Su casa es como un barco, lo cual es muy adecuado porque a él, con el tiempo, se le ha quedado un nítido aspecto de capitán de barco, o más bien de aguerrido ballenero, serio y zumbón a la vez, cultísimo y chascarrillero, malicioso y bondadosísimo, coronado todo por un gorro de lana que ya no se quita jamás, ni en las sesiones de los jueves de la RAE (donde ingresó en 2004 con un buen discurso sobre Verosimilitud y verdad), ni al entrar a su vecina Librería Alberti, ni en aquel gran restaurante en el que nos invitó a comer hace unos meses Antonio Pau, y donde apenas pudimos ya oírle, no por débil sino por ensimismado, por hundido entre los gritos de la gente.

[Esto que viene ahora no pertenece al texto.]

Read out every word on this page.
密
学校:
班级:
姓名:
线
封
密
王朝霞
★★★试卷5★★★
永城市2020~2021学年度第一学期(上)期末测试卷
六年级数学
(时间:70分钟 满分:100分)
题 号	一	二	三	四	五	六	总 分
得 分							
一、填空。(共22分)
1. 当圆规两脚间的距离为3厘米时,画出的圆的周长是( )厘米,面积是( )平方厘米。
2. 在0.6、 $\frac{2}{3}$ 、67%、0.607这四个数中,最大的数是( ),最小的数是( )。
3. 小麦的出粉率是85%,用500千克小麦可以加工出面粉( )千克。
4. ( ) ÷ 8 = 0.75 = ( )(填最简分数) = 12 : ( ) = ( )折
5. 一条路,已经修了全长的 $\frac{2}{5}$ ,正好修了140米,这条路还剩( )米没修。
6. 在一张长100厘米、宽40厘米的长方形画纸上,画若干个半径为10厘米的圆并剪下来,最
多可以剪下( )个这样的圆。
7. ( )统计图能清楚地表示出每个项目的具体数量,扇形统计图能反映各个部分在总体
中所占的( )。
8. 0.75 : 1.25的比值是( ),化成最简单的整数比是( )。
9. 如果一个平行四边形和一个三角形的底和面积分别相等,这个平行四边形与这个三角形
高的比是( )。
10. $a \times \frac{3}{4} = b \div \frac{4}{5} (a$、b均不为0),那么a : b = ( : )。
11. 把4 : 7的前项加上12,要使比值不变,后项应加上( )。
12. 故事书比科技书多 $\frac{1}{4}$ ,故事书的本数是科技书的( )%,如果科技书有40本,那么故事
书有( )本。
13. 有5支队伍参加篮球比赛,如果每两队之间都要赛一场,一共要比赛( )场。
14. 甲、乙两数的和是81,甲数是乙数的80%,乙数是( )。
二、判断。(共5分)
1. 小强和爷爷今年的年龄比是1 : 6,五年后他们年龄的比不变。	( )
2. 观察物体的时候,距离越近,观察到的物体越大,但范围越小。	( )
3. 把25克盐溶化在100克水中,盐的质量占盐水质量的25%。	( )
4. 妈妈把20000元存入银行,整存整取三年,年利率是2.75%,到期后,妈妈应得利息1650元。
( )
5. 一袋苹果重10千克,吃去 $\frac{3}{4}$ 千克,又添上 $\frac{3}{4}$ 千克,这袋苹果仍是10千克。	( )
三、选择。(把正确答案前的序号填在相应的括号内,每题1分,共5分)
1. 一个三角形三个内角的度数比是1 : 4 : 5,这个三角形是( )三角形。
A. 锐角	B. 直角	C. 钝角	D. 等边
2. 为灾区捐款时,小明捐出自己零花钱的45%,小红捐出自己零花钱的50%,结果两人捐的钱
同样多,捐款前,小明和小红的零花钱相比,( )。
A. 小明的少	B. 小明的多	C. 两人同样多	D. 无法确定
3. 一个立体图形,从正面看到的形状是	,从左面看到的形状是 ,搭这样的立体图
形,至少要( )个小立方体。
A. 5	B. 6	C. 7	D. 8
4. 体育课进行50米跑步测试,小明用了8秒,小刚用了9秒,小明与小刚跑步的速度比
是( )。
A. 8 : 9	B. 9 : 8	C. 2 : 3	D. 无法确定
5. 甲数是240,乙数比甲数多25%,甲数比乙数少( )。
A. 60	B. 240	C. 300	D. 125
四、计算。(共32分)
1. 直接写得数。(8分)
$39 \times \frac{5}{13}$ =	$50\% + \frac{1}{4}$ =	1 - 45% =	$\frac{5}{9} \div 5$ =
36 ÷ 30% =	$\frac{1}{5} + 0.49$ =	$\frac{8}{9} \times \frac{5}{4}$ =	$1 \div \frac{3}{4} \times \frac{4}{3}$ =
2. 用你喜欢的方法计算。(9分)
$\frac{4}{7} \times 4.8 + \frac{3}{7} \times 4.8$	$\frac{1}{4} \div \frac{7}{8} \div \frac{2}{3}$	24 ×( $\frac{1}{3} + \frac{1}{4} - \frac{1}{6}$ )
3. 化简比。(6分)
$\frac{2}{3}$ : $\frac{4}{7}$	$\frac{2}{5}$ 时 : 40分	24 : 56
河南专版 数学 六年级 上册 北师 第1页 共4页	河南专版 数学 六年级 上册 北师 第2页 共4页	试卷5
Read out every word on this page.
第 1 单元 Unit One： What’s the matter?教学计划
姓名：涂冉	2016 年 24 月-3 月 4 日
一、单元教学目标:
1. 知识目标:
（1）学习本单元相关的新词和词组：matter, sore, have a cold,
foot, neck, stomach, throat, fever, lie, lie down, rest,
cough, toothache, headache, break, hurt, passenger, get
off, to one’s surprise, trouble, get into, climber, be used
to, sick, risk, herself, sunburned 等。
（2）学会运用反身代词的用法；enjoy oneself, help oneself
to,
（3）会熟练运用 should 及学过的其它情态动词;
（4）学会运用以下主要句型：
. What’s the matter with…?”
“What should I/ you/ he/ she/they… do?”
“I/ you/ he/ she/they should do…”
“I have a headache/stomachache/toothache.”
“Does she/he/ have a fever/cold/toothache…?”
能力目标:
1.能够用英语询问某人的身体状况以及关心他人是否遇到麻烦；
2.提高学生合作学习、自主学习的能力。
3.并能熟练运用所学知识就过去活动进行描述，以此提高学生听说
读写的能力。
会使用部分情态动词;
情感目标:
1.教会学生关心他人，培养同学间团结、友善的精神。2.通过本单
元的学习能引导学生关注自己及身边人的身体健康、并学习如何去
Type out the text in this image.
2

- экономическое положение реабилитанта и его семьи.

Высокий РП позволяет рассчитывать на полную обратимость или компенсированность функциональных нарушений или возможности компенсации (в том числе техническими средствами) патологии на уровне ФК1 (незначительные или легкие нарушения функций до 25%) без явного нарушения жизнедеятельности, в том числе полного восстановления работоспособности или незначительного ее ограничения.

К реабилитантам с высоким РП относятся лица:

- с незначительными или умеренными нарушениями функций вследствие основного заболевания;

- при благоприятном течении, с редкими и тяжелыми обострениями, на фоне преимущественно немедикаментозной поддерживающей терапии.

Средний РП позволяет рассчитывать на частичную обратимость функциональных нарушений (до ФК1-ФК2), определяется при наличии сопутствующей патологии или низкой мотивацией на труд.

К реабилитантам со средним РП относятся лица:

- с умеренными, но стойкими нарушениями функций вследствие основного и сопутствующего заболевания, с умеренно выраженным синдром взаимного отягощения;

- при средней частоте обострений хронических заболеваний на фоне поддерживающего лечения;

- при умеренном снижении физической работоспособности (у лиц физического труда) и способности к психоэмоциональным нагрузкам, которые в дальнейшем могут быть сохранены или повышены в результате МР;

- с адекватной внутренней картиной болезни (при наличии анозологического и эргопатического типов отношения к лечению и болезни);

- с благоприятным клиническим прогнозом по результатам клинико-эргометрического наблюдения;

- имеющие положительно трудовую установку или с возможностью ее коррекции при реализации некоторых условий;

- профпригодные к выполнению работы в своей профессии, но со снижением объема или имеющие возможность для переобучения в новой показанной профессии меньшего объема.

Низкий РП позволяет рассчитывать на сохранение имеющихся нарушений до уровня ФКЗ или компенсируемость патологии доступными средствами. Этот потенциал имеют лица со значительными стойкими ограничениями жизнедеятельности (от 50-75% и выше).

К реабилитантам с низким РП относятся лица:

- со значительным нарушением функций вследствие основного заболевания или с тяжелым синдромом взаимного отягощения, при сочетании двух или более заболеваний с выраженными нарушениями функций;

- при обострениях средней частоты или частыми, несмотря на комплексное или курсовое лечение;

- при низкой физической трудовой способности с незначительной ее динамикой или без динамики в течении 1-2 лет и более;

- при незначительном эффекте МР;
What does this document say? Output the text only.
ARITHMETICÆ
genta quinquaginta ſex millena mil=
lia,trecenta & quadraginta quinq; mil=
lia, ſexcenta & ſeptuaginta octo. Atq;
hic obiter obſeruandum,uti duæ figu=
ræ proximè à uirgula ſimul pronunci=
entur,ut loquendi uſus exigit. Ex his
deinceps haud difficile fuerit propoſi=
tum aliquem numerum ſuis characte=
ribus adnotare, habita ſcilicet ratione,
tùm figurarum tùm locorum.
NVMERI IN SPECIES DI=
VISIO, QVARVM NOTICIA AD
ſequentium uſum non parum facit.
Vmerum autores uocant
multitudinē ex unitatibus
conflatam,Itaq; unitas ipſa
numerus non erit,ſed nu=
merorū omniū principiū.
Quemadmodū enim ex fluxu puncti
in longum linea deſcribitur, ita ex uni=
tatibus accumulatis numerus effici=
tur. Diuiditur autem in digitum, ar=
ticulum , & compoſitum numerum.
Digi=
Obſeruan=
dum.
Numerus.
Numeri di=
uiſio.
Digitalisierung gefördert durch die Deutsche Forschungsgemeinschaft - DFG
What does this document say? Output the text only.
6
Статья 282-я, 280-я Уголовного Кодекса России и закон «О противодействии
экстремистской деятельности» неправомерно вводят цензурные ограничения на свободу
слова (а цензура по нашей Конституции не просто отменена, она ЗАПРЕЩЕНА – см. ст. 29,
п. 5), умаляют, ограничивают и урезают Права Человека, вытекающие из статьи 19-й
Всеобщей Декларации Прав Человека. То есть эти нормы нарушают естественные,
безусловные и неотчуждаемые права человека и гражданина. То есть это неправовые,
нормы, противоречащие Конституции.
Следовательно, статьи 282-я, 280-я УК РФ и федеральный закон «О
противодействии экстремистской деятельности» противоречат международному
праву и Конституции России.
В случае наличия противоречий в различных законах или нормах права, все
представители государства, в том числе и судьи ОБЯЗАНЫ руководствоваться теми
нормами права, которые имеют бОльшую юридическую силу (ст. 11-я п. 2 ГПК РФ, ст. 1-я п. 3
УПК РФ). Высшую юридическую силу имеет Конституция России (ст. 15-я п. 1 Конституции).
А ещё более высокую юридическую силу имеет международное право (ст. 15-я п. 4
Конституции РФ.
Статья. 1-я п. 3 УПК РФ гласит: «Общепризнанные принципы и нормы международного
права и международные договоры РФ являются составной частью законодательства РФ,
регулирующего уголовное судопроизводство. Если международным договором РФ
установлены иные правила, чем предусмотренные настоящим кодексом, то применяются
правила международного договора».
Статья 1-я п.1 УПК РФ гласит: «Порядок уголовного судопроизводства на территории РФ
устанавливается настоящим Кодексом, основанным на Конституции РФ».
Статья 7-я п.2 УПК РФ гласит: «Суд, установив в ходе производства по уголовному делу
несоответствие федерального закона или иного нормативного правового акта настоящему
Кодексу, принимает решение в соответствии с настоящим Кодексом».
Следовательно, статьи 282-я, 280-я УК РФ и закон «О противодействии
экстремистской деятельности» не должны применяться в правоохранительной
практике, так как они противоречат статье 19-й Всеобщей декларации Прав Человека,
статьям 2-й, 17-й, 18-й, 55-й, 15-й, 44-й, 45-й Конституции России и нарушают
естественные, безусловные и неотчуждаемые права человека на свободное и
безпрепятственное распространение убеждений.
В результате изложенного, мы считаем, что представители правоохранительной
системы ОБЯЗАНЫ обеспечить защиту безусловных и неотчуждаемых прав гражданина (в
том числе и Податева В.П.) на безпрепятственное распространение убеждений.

Ganador del Premio Planeta (con una novela que no he leído), del Premio Nadal (por otra que tampoco) o del Premio Nacional de Narrativa (por Donde las mujeres), Álvaro Pombo ha sido alguien realmente importante en la vida española por su modo de trenzar el cristianismo y la homosexualidad, la fe sincera en su Dios y la reivindicación firme y sin disimulos de su propia naturaleza. Es estupendo que una misma persona pueda ser el biógrafo de San Francisco de Asís y el autor de Contra natura, por citar dos de sus obras maestras (y las dos suyas que prefiero, junto a Santander, 1936), y la verdad es que, aunque yo no le voté, hubiera estado bien que hubiese conseguido llegar a senador, algo que intentó dos veces, en 2008 y 2011, como cabeza de lista por UPyD. No es precisamente, por caótico y digresivo, el mejor orador de España, pero sí uno de nuestros mejores escritores, de modo que nos perdimos, seguro, grandes discursos. Y también, sin duda, grandes carcajadas, porque pocas personas tan divertidas como él, y más sabiamente impertinentes, con un sentido más profundo y gozoso de la inadecuación, del decir cosas impropias en sitios solemnes, y hacerlo con verdadera libertad y grandeza, es decir, sin grosería.
En ese sentido, también se lee en Santander, 1936 que «tener gracia le parece a Alvarín esa tarde, y también a su padre, el colmo de la sabiduría, el comportamiento más puro y más limpio: tener gracia, estar llena de gracia». Tiene a su vez su gracia que eso lo diga un personaje que se llama Álvaro Pombo y, aunque desde luego no es un autorretrato, sus lectores sabemos lo que a él no se le ocurrió, y es que esas líneas son como un espejo: el colmo de la sabiduría, el comportamiento puro, la gracia… Esas virtudes que esta misma tarde, unidas a las de su inmenso y diverso talento literario, han sido reconocidas con el Premio Miguel de Cervantes de 2024.